The author does a good job in making certain characters hateable, however a majority were left unexplored and didn't have much depth, for example I was curious to know whether Ruth actually abused her own kids and if they were 'under her control' or if they were actually enjoying the atrocious crimes they commited - which they seemed to be, but who knows? I also didn't like some of the gory details in the book and struggled to believe that the narrator would be able to understand some of the things that happened at such a young age, but apart from this I think the book is very, very well written.
The only disadvantage to the book is its disturbing contents. I love horror movies and gore, but when it comes to reading about a young girl being tortured, raped and then murdered in alot of detail, it is quite upsetting, however it did keep me gripped to the book and at no point did I need to take a break or want to stop reading. I did feel very angry and upset at the abuse that Meg (and her sister) had to endure, but I didn't feel heartbroken and I wasn't crying hysterically, mainly because the book is focussed David's love towards her rather than it being a book in which we get to know Meg. I know that might sound harsh, but that's just my opinion. If Meg was the narrator or main character then obviously I would feel different. If you are squeamish or can't handle child abuse or extreme sexual abuse, then I wouldn't reccomend his book, however I think the underlying message of the book is the main focus - the story of a man whose past regrets are haunting him and wearing him down, day by day. He acknowledges the pain and fear that Meg would of felt, and my favourite quote from the book is as follows -
"You think you know about pain? Talk to my second wife. She does. Or she thinks she does. She says that once when she was nineteen or twenty she got between a couple of cats fighting - her own cat and a neighbor's - and one of them went at her, climbed her like a tree, tore gashes out of her thighs and breasts and belly that you still can see today, scared her so badly she fell back against her mother's turn-of-the-century Hoosier, breaking her best ceramic pie plate and scraping six inches of skin off her ribs while the cat made its way back down her again, all tooth and claw and spitting fury. Thirty-six stitches I think she said she got. And a fever that lasted days. My second wife says that's pain. She doesn't know sh*t, that woman."

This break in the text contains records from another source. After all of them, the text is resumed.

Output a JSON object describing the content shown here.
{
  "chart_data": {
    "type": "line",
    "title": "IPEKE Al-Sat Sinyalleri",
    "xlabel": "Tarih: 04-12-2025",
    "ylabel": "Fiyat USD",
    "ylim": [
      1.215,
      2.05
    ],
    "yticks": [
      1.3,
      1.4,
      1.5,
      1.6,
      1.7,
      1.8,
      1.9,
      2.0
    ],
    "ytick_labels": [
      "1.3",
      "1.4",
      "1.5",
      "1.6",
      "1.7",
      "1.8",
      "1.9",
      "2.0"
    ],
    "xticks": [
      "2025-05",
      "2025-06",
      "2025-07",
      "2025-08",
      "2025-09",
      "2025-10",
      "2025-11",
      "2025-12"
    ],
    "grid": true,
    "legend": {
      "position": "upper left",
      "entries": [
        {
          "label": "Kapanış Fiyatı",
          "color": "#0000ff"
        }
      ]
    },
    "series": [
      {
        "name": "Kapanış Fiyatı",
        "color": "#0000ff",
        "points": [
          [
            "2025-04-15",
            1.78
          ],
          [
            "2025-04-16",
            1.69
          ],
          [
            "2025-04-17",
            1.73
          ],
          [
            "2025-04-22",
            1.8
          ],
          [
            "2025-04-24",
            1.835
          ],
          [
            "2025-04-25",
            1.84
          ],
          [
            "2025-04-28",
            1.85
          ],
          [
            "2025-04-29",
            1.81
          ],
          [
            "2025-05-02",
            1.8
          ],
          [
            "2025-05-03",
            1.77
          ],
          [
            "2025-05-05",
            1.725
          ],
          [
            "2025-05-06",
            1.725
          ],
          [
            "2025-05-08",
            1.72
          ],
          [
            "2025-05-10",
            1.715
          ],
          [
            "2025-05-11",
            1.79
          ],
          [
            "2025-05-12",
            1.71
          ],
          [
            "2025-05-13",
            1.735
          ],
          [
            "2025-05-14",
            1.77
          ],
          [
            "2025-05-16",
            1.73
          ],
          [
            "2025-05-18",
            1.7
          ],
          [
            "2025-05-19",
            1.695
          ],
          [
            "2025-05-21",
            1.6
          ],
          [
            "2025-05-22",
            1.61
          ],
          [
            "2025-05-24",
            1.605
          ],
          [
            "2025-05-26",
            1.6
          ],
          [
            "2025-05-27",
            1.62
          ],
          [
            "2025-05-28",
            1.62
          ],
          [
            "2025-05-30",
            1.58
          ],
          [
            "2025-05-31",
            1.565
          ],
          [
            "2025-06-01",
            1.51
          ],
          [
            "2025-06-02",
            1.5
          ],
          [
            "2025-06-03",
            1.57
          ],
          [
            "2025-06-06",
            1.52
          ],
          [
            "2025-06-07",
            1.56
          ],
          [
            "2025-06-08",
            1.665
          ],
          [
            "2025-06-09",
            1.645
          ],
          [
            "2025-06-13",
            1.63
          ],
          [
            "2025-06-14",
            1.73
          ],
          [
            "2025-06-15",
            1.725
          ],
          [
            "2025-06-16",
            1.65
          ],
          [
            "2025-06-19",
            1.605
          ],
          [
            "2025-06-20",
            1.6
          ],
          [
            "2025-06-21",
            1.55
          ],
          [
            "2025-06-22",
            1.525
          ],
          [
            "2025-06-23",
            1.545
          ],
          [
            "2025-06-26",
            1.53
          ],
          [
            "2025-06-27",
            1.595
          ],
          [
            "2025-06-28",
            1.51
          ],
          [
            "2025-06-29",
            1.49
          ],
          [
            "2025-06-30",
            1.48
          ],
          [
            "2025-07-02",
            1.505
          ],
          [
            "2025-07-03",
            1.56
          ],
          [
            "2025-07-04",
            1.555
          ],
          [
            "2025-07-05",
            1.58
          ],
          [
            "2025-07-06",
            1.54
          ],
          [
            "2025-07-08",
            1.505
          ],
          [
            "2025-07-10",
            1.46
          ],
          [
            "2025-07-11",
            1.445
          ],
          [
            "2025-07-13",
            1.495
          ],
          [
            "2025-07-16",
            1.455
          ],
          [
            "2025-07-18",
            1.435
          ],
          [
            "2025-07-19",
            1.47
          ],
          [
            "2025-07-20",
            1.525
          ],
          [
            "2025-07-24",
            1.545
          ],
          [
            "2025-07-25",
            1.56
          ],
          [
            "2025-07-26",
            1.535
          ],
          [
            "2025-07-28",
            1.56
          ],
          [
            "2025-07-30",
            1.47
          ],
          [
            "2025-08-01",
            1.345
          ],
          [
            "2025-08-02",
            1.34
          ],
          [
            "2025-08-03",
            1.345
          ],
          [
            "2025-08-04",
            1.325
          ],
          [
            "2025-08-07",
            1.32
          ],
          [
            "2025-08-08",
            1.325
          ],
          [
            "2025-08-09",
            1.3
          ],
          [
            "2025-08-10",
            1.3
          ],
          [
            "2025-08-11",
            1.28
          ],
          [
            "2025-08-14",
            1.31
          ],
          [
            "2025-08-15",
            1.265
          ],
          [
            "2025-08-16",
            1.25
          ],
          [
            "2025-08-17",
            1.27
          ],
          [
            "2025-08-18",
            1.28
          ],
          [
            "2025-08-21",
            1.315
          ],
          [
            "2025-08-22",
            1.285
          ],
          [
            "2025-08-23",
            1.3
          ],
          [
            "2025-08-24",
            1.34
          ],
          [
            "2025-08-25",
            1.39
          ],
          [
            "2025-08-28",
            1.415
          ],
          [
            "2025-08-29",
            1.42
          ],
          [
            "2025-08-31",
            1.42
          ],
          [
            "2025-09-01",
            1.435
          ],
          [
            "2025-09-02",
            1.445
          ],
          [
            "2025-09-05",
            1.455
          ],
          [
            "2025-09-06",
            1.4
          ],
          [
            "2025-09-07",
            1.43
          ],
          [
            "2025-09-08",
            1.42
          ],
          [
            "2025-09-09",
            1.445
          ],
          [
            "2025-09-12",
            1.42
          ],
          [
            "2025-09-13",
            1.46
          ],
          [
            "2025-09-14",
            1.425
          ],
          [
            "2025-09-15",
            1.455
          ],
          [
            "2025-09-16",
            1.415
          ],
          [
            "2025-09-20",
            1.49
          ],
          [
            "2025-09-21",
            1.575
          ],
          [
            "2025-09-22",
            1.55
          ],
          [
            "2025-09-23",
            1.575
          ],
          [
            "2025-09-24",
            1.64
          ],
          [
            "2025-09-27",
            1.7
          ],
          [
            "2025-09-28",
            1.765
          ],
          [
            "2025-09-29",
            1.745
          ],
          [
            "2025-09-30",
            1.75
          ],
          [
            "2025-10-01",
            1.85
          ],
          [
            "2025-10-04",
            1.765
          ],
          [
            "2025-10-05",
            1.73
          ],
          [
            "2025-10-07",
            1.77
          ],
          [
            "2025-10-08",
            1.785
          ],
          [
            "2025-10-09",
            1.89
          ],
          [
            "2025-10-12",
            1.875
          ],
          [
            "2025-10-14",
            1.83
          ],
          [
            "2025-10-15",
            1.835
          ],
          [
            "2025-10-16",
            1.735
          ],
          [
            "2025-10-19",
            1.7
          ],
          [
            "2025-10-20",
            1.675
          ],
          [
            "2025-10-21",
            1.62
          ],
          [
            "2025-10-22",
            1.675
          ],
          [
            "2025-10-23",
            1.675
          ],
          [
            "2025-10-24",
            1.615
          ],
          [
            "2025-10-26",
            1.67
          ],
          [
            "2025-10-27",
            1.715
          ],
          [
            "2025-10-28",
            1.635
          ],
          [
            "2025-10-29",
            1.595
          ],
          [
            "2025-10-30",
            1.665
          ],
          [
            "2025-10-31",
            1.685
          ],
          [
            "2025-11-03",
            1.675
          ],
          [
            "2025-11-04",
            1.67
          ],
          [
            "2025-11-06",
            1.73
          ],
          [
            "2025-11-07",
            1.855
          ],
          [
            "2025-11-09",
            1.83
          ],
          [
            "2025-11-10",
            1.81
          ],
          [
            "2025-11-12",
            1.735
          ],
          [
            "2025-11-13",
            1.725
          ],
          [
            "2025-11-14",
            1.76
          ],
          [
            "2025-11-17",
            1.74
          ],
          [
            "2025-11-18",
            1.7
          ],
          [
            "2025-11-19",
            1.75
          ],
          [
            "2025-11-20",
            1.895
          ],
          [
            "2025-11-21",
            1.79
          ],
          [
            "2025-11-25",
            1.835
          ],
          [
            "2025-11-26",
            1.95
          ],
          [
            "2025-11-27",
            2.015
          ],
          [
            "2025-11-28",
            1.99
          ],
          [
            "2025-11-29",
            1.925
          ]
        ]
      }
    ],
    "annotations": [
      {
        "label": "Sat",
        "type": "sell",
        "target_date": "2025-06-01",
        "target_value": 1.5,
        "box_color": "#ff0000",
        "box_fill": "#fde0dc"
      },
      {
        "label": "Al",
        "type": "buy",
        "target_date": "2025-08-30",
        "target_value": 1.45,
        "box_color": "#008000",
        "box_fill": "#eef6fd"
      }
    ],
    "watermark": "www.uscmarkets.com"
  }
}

I think this quote is really powerful, and if you've read the book you will understand what it means - it's basically about how people suffer in silence yet some people blow things that are no where near as horrific out of proportian. Overall, the book is rather disturbing, and at parts, very graphic, and these few genuinely shocking and brutal scenes make up for where the book drags. The end of the book was interesting to read, and made me question a few things too, so it wasn't entirely 'satisfying' but I found that it ended well.